A homeowners group is renewing its campaign to raise the level of Lake Lanier 2 feet so the lake can store another 26 billion gallons of water to quench the demand of a metro area that grows thirstier by the day.
“This will solve a lot of water issues a lot faster and a lot cheaper than other proposals, such as building new reservoirs,” said Joanna Cloud, executive director of the Lake Lanier Association, which represents about 2,000 homeowners on the lake.
The renewed push to raise the optimum lake level from 1071 to 1073 feet is timed to two events, Cloud said:
— The approval Wednesday by the Georgia Department of Natural Resources board of a new rule that may make the interbasin transfer of water — and the building of new reservoirs — easier.
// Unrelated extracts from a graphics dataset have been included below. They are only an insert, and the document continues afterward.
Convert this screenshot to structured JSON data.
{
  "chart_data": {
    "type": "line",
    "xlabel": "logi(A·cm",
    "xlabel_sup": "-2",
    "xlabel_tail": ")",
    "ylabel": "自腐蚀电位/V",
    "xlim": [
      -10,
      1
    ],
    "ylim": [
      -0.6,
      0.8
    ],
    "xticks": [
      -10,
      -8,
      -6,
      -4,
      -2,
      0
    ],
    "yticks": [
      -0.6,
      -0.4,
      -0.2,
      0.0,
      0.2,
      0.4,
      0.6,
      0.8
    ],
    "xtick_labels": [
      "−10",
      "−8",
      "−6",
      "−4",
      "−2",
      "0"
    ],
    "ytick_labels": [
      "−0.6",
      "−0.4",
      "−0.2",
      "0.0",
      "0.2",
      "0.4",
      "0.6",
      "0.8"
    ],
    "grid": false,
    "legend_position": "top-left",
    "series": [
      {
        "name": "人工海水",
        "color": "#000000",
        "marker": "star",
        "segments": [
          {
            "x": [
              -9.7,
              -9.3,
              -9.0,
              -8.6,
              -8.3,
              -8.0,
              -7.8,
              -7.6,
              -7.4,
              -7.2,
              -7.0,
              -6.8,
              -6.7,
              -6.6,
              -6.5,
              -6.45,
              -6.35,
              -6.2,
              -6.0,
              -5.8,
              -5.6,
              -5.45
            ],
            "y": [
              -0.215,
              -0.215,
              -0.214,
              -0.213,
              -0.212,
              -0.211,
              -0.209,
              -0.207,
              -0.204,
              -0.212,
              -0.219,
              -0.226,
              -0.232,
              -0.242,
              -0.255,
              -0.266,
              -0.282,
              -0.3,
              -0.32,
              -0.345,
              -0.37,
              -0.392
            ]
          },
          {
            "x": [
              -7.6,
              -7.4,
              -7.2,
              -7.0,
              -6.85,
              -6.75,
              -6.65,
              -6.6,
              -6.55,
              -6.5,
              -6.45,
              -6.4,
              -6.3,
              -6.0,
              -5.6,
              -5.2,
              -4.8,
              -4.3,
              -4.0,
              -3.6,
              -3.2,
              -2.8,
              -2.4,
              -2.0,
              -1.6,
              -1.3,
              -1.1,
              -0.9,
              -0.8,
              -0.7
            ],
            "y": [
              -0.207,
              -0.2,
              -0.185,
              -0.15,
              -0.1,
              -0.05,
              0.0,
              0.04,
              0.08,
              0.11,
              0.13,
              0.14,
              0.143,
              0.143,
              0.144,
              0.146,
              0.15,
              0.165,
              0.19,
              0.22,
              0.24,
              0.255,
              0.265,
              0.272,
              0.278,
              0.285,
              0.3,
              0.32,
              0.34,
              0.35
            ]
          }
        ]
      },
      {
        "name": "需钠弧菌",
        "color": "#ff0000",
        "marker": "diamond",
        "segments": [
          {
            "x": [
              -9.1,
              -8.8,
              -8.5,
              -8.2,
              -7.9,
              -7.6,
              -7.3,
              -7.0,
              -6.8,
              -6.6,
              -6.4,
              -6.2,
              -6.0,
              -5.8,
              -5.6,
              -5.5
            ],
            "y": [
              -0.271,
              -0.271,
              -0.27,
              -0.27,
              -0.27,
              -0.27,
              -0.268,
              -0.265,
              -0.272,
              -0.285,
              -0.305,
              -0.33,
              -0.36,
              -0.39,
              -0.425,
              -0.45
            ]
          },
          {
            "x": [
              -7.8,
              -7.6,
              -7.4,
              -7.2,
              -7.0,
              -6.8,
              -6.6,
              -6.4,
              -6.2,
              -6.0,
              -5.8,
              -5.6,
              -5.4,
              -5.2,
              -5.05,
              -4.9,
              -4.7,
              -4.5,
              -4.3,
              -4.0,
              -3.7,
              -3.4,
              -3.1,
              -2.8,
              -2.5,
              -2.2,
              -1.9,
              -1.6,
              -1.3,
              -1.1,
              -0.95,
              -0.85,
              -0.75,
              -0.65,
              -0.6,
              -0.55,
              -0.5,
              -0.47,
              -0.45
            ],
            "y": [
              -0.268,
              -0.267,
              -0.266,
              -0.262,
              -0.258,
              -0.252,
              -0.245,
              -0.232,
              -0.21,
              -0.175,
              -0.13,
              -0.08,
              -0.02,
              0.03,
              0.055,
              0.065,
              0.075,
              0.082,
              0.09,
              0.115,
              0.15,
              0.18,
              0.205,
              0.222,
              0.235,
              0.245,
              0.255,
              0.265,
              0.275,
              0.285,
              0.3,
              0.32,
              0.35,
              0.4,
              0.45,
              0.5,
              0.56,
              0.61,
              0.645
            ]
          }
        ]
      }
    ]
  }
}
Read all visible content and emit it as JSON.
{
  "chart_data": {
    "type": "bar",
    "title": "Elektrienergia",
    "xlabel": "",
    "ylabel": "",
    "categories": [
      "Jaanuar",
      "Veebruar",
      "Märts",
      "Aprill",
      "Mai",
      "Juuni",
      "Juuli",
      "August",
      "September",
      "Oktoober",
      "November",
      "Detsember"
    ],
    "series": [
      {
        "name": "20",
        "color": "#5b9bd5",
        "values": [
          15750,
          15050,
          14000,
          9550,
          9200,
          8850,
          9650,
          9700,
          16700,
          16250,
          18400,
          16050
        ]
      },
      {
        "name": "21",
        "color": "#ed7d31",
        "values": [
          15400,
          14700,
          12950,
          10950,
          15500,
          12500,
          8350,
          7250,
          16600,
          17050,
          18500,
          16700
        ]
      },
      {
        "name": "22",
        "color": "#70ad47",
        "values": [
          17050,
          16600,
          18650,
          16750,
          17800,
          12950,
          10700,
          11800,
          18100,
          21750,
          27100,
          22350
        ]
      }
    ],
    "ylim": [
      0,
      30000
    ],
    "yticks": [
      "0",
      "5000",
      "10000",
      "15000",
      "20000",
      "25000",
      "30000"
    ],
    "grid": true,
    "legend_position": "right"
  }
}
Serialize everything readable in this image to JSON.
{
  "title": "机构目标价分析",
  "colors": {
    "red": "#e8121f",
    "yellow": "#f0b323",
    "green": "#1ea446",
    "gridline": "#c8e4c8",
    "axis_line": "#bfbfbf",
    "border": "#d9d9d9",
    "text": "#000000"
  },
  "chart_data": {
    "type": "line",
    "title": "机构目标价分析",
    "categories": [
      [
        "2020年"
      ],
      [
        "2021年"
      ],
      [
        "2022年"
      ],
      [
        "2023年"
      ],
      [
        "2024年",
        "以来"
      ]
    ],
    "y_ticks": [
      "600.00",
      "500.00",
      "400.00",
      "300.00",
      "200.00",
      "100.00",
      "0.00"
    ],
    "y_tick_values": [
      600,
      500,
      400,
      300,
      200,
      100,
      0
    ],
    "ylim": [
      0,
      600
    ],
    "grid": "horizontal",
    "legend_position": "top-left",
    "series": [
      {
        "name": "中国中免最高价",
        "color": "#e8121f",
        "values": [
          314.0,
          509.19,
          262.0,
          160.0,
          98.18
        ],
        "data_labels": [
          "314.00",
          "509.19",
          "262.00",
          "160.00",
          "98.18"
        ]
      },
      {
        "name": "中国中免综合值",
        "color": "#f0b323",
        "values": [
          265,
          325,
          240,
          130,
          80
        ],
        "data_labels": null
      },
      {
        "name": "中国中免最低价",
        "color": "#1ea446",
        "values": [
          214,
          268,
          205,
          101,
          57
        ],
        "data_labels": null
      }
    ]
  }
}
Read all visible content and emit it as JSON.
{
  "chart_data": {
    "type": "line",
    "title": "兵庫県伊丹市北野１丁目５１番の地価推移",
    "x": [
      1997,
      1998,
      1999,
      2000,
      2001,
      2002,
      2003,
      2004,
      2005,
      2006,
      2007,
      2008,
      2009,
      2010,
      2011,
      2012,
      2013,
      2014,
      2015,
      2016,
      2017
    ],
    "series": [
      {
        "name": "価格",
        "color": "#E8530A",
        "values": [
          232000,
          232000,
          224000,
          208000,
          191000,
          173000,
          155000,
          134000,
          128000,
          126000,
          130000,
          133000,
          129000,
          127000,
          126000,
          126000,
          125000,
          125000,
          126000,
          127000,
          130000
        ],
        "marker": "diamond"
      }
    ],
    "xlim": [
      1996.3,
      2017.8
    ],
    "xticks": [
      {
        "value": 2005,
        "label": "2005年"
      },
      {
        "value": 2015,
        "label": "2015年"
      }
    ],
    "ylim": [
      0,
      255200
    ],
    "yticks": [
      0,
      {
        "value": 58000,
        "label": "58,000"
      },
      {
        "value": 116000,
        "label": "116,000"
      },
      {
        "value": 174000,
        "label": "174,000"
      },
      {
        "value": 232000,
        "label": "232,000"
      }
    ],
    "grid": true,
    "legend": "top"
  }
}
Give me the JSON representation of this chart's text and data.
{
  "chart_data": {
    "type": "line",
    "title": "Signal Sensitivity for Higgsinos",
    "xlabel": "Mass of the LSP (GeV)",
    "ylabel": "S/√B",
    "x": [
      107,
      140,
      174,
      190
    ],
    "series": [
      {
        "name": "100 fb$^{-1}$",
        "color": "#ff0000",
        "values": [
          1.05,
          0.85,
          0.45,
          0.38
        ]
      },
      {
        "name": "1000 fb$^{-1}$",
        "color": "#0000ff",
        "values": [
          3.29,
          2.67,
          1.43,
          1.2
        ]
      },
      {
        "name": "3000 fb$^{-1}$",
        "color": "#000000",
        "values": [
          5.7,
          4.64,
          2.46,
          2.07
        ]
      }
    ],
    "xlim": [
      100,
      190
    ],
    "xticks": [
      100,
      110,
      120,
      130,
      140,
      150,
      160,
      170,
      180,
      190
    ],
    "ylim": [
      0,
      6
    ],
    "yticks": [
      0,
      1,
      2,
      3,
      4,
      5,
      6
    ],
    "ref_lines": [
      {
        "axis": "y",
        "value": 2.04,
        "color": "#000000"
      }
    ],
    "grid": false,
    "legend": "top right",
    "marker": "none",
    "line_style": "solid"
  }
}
This effort is backed by Gov. Nathan Deal, who wants to set aside $46 million in his proposed budget to spur the building of reservoirs.
— A hearing scheduled March 9 in the U.S. Court of Appeals in Atlanta, where attorneys for the Lake Lanier Association, the state and Gwinnett County will argue that the U.S. Army Corps of Engineers should alter its operation of Lake Lanier, which limits its use as a water supply.
Raising the level of the lake is “not without cost,” Cloud said Thursday. It would require that some of the estimated 10,000 docks and electrical boxes at marinas be raised and probably at least one bridge across the northern part of the lake be replaced.
“We think a grant program could take care of some of those expenses,” she said.
Georgia Department of Transportation spokeswoman Teri Pope said she’s not sure what bridge might have to be replaced. “We have probably 20 to 30 bridges across the lake,” she said.
In any case, the issue wouldn’t be whether the bridge would be flooded if the lake rises 2 feet, Pope said. No bridge is that low to the water. The problem would be accommodating boats that pass under the lower bridges, she said.
In 2007, when the Lake Lanier Association first publicized its plan to raise the lake level, the Georgia Senate passed a resolution asking Congress and the Corps of Engineers to study the costs and effects. Four years later, there’s been no such study because Congress hasn’t requested one, Corps spokesman Pat Robbins said.
If Congress did, Robbins said, the Corps would have to look at every imaginable result of raising the lake — from the impact on docks to flood control. That would take at least a year or two, he estimated.
“It sounds good, but it’s not as easy as saying, ‘Hey, let’s raise the lake 2 feet,’” Robbins said.
Kit Dunlap, chairwoman of the Metropolitan North Georgia Water Planning District, welcomed Deal’s pledge to pour more money into North Georgia reservoir development.
“It would give more assurance in the long term of drinking water for North Georgia citizens, including metro Atlanta,” she said.
But at least one group is less enthusiastic.
April Ingle, executive director of the Georgia River Network, said the state’s own water conservation act has better and more immediate ways to stabilize North Georgia’s water supply. One example, she said, is the requirement that all municipalities search for and fix leaks in their water lines.
“We’re hearing that some of those leak rates that utilities are finding run as high as 30 percent,” Ingle said. “It doesn’t make any sense whatsoever to invest millions in building reservoirs when much of the water is lost to leaks in the lines. We need to focus on using the water we have more efficiently.”